Reporter thinks previous, current governments unserious about corruption in healthcare
Ljubljana - Neither the previous nor the current government have been serious about tackling corruption among suppliers of medical devices, the weekly Reporter argues in the latest commentary.
It took Janez Janša's government two years, after all the supplies of ventilators, rapid tests and other equipment were over, before they amended the public procurement act by introducing reference prices.
"For two years during the pandemic, they knowingly permitted ... massive theft and the siphoning of public funds into the private pockets of the chosen ones, and it took them until a month before the election to wake up," the paper says.
The new government entered office with great expectations and Health Minister Danijel Bešič Loredan pledged to fight corruption tooth-and-nail, declaring that elites which have skimmed off commissions for twenty years were getting nervous.
"But government measures against corruption in healthcare will not be taken until the second phase of intervention in healthcare, in a year and a half, when systemic changes are to be introduced based on a precise analysis.
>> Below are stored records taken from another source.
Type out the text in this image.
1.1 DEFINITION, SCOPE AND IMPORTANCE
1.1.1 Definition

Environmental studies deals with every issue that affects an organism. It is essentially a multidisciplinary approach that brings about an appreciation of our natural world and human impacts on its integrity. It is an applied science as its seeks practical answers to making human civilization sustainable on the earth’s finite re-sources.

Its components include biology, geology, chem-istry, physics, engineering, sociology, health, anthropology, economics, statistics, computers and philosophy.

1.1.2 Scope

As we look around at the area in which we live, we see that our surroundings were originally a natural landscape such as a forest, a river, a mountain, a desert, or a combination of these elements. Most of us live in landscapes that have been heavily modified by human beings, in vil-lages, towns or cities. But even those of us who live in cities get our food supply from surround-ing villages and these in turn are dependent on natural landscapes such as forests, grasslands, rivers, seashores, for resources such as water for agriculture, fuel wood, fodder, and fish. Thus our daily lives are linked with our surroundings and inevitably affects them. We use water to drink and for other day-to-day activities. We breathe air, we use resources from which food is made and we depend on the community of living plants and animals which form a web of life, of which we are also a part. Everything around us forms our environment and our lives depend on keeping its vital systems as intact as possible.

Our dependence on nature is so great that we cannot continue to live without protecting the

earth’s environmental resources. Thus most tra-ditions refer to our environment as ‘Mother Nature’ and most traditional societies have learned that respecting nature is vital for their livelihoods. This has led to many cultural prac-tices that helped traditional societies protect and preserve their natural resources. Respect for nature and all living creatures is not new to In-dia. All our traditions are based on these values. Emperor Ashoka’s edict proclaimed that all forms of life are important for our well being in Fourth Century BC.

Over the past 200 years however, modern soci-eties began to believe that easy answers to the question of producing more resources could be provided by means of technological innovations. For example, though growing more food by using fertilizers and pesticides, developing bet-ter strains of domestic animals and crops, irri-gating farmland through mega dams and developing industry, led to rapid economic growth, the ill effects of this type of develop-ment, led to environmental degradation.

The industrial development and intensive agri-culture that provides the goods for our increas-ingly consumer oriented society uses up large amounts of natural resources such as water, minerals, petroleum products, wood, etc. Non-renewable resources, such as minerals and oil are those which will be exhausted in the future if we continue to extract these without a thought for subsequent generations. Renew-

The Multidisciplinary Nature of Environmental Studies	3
Until then procurement will obviously continue the old way?!"
What is more, a group of doctors who call themselves zdravstvo.si say the Robert Golob government took a step back by revoking amendments to the public procurement act that the Janša government passed in January.
The commentator quotes an unnamed insider as saying that if one wants to fight corruption in healthcare, neither Janša nor Social Democrats or Borut Miklavčič, a former minister, should be in government. "In this government, only Janša is absent," it says.
Bešič Loredan is riding high in the polls and people have high expectations. "He was very keen to become minister and now he has the opportunity to do what his predecessors have failed to do. He should govern, while Borut Miklavčič should enjoy his yacht," concludes the commentary Where Are Our Ships Sailing?